Healthcare fraud is a kind of white collar crime that entails putting in false medical claims in order to get payments from a health plan or health insurance company.  Health care fraud commonly takes the form of a doctor, dentist, pharmacist, chiropractor or other medical specialist sending claims to insurance companies for services, items or medications that were not actually given to any patients. Five offenses related to health care fraud exist in the New York criminal code.  They are health care fraud in the first, second, third, fourth and fifth degrees. The specific charge that you could be looking at depends on the amount of money you received as a result of the fraud in a single year. You could be charged with health care fraud in the third degree under New York Penal Code § 177.15 if you knowingly submitted falsified health insurance claims and, as a result, you received payments to which you were not entitled. For this charge to be valid, the amount of the payments you received fraudulently must be more than $10,000 but less than $50,000 in a single year.

For Example

Malcolm Ogbeche owned a neighborhood pharmacy.  Rumor had it that he sold prescription drugs to people who did not have prescriptions.  Based on information they received, police commenced an investigation. On 3 different occasions, undercover police officers went to Ogbeche’s Pharmacy posing as customers.  They asked to purchase codeine, Ritalin, and Valium without presenting any prescriptions and had their requests filled. On the basis of these transactions, the police procured and executed a search warrant on Ogbeche’ pharmacy. Investigators discovered that Mr. Ogbeche had submitted bills to a health plan in the names of other people so that he could receive payments for the prescription drugs he dispensed illegally. Mr. Ogbeche was charged with the crime of health care fraud in the third degree.  Investigators discovered that he had received a total of $45,000 in payments from a single health plan from the fraudulent submissions.
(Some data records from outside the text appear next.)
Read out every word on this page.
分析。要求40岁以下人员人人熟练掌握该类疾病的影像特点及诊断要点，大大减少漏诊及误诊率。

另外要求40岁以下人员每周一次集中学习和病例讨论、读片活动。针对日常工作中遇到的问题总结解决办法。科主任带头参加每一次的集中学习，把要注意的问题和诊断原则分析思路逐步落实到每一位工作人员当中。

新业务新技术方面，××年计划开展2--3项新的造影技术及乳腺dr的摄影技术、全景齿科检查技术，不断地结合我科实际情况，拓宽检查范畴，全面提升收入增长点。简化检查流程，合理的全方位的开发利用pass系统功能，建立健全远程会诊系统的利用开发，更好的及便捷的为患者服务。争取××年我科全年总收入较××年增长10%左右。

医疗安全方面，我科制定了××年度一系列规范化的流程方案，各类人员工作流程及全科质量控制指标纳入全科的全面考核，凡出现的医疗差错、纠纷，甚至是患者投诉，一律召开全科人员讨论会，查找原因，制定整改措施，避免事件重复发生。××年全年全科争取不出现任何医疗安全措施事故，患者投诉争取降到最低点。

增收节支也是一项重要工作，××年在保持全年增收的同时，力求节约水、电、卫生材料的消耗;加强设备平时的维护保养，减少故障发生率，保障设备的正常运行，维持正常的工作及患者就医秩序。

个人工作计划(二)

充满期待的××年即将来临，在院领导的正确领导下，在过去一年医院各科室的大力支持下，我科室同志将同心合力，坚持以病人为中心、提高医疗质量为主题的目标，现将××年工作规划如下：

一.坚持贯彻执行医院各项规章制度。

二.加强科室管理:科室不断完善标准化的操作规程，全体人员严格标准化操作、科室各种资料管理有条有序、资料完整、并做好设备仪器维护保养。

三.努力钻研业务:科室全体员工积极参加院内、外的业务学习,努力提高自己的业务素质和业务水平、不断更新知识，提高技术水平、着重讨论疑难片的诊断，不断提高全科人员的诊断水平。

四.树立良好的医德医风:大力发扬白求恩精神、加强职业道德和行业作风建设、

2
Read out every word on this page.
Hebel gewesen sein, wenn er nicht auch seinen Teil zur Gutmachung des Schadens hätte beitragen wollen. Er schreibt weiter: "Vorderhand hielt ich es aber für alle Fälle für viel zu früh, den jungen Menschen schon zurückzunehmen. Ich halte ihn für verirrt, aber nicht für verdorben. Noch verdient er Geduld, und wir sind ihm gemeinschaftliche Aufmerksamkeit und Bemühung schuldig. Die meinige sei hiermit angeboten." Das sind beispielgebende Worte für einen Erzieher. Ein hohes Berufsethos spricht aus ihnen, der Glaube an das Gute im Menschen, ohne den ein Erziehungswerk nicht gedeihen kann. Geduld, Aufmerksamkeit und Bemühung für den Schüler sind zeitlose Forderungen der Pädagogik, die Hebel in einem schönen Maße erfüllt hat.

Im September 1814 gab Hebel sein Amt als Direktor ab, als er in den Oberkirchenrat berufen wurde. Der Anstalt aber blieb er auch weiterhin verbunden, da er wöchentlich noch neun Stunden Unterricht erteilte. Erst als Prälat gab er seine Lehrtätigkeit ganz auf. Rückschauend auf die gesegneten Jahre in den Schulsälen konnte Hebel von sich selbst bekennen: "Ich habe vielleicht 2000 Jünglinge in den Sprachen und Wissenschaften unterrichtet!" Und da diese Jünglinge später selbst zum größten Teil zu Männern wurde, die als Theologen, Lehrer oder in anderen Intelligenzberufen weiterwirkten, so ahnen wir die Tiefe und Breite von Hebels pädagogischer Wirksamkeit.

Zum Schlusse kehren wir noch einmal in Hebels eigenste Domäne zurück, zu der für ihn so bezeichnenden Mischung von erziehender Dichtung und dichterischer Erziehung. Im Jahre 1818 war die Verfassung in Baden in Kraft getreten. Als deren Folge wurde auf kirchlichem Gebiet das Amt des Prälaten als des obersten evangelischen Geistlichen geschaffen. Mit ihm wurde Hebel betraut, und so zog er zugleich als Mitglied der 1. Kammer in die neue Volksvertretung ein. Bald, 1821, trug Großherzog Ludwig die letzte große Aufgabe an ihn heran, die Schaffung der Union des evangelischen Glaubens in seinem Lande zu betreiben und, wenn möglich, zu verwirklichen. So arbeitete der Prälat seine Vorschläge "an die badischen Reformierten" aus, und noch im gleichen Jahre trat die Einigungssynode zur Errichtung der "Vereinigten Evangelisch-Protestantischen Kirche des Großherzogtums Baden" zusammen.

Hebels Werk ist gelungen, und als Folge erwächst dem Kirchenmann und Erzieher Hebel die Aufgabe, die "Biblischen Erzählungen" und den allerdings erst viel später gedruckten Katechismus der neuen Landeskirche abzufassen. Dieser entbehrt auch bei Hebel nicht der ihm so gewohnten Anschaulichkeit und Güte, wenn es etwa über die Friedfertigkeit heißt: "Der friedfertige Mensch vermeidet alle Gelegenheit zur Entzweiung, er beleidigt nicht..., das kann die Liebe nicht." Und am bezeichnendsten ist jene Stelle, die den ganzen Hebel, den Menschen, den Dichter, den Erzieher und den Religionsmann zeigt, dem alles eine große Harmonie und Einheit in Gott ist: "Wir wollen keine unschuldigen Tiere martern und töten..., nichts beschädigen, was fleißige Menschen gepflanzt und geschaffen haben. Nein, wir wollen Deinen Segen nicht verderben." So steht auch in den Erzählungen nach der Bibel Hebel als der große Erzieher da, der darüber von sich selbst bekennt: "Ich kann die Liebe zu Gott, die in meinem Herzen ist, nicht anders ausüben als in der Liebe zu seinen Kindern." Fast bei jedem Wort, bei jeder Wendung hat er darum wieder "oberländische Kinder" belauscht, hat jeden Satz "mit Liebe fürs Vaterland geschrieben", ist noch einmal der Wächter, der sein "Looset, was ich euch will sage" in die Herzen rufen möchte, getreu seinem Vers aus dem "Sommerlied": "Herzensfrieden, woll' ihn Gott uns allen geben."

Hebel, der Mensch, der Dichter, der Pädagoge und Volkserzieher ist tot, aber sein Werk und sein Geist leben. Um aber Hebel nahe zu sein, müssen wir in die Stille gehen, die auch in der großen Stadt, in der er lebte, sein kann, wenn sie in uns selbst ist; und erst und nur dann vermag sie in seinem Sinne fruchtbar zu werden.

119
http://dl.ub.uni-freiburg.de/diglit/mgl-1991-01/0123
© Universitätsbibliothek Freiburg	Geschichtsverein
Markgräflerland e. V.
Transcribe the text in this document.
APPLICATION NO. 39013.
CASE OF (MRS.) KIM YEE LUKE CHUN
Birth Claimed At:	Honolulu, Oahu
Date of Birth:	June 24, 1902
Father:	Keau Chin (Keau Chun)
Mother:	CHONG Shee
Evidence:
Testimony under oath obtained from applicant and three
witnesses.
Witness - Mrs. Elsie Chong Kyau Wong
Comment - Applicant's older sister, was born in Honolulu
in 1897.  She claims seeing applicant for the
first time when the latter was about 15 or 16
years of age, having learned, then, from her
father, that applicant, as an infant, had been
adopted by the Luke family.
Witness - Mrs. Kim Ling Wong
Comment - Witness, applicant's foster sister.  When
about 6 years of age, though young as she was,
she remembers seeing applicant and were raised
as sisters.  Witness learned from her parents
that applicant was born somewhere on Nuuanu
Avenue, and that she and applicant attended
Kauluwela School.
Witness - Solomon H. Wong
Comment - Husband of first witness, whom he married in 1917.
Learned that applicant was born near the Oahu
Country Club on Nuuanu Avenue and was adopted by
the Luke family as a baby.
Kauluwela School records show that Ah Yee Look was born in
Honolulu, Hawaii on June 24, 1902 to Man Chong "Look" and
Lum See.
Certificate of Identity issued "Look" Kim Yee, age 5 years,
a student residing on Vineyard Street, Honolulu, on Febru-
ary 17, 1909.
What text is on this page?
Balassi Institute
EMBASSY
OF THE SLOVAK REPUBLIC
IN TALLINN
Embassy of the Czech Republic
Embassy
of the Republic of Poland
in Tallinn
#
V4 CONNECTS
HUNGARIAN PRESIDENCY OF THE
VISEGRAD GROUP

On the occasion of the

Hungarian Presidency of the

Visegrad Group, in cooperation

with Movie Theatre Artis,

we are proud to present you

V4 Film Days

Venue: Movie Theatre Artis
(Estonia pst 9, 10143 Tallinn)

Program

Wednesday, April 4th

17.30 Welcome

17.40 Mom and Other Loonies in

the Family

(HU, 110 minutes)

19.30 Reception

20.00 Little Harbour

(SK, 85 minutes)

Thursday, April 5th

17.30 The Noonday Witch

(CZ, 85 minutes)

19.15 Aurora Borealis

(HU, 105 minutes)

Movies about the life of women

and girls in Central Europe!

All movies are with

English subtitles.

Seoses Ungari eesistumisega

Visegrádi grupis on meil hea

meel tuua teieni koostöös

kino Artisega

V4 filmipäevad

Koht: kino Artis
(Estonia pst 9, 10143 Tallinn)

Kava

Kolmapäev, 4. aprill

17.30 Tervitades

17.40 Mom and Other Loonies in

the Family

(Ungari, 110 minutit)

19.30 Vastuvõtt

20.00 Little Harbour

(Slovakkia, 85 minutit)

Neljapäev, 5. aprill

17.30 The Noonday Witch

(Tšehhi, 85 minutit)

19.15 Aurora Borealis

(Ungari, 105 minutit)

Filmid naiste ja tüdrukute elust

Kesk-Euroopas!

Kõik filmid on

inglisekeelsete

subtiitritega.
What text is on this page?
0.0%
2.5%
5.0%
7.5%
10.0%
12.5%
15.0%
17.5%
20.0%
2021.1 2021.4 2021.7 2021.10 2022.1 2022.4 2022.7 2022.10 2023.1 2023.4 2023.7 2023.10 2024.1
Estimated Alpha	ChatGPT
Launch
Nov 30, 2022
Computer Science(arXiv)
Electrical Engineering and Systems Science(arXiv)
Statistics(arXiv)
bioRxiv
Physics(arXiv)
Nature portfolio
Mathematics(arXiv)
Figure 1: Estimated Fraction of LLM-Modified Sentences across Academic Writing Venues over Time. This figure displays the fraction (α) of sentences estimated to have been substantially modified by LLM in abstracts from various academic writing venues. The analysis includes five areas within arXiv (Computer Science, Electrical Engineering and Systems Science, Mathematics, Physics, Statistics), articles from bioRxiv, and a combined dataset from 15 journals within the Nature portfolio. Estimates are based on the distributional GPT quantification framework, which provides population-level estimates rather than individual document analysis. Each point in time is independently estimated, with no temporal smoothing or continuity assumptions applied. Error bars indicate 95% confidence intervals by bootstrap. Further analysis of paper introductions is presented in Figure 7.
Offenses‌ ‌that‌ ‌are‌ ‌Related‌ 

Health care fraud in the fifth degree: New York Penal Law § 177.05

Health care fraud in the fourth degree: New York Penal Law § 177.10

Health care fraud in the second degree: New York Penal Law § 177.20

Health care fraud in the first degree: New York Penal Law § 177.25

Possible Defenses

In order for you to be convicted of health care fraud in the third degree, the prosecutor needs to demonstrate  that you got payments for fraudulent claims from one individual health plan in a single year that totaled more than $10,000, but less than $50,000. If, for instance, you put in claims that were not legitimate, but the insurance company never made payment on those claims, you cannot be convicted of health care fraud.

In addition, if you were not aware that you were submitting fraudulent claims, then you could not be convicted for health care fraud in the fourth degree. For example, if a technical issue resulted in your computer sending out the same claims multiple times, then there would not have been an intent to defraud and the charge would not hold.

The Sentence

The crime of health care fraud in the third degree is categorized as a class D felony offense. Should you are convicted of this offense, you could get sent to jail for up to 7 years. You could also get sentenced to up to 5 years of probation. The pecuniary consequences of a conviction may be that you will be obligated to pay restitution to the victim as well as a substantial fine to the court.